A year later Smith grew worse in Philadelphia and Harris threw up everything and went East to be with him. In another year his friend died Harris returned to Europe to study; first in Paris, later in Heidelberg, Gottingen and Berlin. Than he went from Berlin to Athens where he studied a year. On his way back to America he met Froude in London and gave him a letter of introduction from Carlyle. Almost immediately he was offered the editorship of the "London Evening News" which he brought to success. Then he was offered the editorship of "The Fortnightly Review" which John (now Lord) Morley had just resigned. Seven years later he bought "The Saturday Review" and made it ever famous among English papers by bringing Bernard Shaw on it to write about the theatre; Wells to review the novels ; D. S. McColl (now the head of the TaTit[sic, presumably Tate] Gallery) to write on art; Dr. Chalmers Mitchell now the head of the Zoological Society, to write on Science; Max Beerbohm too, and Arthur Symonds, Ernest Dowson, Herbert Crackanthorpe and Cunningham Graham to do what they could. It is hardly too much to say that Harris picked then, in 1894, nearly all the men who today form public opinion in Great Britain. Shaw has acknowledged his debt to him again and again,and Wells calls him his literary godfather, asserting that Harris, when editing "The Fortnightly" accepted the first article he (Wells) ever had in print.

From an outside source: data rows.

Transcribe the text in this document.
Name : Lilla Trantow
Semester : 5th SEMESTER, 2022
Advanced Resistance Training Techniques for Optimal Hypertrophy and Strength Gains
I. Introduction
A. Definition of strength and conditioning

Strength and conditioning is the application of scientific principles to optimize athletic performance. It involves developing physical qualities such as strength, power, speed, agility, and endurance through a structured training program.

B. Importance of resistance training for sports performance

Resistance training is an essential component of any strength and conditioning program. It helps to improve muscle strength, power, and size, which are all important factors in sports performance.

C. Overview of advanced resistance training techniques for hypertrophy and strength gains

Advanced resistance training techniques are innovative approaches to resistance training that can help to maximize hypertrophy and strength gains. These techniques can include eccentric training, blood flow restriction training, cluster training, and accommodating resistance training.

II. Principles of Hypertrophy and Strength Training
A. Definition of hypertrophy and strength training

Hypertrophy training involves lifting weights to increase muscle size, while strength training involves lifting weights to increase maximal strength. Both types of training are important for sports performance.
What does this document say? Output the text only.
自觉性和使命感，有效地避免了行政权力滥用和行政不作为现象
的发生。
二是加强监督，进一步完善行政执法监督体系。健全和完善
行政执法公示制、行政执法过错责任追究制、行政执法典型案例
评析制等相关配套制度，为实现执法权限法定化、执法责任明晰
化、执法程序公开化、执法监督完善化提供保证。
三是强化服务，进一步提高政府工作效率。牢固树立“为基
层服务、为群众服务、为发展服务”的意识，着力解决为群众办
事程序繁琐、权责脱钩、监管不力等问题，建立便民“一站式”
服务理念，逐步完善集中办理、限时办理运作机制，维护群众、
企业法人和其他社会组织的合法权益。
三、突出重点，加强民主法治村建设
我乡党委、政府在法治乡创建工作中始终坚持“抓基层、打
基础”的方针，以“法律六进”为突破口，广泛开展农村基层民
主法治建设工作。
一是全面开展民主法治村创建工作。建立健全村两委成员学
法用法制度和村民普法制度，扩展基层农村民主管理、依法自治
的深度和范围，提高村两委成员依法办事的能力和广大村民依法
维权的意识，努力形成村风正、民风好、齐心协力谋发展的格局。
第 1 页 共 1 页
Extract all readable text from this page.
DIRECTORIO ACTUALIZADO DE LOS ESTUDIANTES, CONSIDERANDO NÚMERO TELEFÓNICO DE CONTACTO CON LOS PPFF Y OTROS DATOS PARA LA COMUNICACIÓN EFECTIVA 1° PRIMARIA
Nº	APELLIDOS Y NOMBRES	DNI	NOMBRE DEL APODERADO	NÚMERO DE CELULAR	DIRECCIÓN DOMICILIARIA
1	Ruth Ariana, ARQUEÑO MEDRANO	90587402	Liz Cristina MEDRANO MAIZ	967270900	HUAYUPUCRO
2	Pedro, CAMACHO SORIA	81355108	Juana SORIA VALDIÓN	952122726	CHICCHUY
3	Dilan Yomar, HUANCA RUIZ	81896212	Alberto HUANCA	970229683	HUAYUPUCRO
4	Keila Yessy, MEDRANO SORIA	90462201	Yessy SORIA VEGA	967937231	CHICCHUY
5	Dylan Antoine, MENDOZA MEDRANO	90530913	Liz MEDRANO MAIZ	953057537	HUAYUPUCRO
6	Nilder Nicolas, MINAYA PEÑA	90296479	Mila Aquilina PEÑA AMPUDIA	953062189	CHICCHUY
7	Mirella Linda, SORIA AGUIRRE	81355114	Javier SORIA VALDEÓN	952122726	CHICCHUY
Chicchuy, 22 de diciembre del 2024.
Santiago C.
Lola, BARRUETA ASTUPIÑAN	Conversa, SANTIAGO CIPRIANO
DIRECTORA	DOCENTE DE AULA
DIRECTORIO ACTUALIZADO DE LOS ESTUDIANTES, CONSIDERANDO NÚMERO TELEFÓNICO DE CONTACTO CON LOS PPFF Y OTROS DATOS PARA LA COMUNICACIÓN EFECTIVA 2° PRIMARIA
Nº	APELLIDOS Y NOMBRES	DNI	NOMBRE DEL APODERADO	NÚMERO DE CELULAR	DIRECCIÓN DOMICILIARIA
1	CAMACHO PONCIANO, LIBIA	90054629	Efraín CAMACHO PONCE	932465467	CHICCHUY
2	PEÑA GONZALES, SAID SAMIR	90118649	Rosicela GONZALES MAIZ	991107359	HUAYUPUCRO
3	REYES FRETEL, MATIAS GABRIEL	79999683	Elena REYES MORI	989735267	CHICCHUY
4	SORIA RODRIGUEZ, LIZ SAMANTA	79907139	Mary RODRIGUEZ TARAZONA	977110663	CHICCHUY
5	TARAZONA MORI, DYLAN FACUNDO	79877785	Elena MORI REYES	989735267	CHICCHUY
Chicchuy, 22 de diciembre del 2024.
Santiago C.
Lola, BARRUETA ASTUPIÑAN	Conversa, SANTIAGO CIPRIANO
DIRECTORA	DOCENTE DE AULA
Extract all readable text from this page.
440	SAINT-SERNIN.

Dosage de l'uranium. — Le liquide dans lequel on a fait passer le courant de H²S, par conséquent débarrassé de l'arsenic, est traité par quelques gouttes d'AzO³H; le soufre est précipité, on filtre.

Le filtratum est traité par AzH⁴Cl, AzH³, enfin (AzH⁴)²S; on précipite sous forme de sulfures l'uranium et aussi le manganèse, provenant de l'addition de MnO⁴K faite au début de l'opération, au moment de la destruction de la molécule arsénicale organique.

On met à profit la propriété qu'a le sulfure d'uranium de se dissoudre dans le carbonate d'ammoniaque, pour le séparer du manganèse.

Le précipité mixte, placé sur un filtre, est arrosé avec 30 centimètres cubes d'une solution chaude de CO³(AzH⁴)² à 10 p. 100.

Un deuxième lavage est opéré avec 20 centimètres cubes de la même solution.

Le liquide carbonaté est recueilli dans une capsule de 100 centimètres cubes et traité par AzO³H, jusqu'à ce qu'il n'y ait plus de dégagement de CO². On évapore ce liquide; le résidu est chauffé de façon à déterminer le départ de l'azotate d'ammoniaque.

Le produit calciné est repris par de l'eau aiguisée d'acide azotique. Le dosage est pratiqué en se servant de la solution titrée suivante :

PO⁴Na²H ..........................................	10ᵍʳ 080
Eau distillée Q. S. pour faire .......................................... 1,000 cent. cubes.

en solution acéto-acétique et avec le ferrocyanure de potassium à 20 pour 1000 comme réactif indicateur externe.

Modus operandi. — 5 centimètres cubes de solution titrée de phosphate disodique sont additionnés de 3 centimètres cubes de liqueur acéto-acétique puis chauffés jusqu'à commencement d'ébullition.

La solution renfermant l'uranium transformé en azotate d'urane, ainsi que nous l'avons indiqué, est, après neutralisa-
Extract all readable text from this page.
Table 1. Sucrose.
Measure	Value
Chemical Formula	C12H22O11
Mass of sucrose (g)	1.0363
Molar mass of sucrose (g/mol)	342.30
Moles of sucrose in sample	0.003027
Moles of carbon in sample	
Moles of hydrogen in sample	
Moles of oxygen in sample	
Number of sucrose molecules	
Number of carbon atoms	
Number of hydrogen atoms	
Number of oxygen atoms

His later career is a record of the books he has written from the first book of American stories, Elder Conklin published by Macmillan in 1894; Montes, which Arnold Bennett says is "the best short story in English" (1894) ; The Bomb, 1907; The Man Shakespeare,which according to Shaw, established his reputation in 1909 ; The Women of Shakespeare, 1910; Shakespeare and His Love (a drama), 1910; Great Days, 1911; The Veils of Isis ; Contemporary Portraits both last year, 1915 and Oscar Wilde, His Life and Confessions which is now in the press and we have had the pleasure of reading. We think it is his best work, so far perhaps the best biography in the language.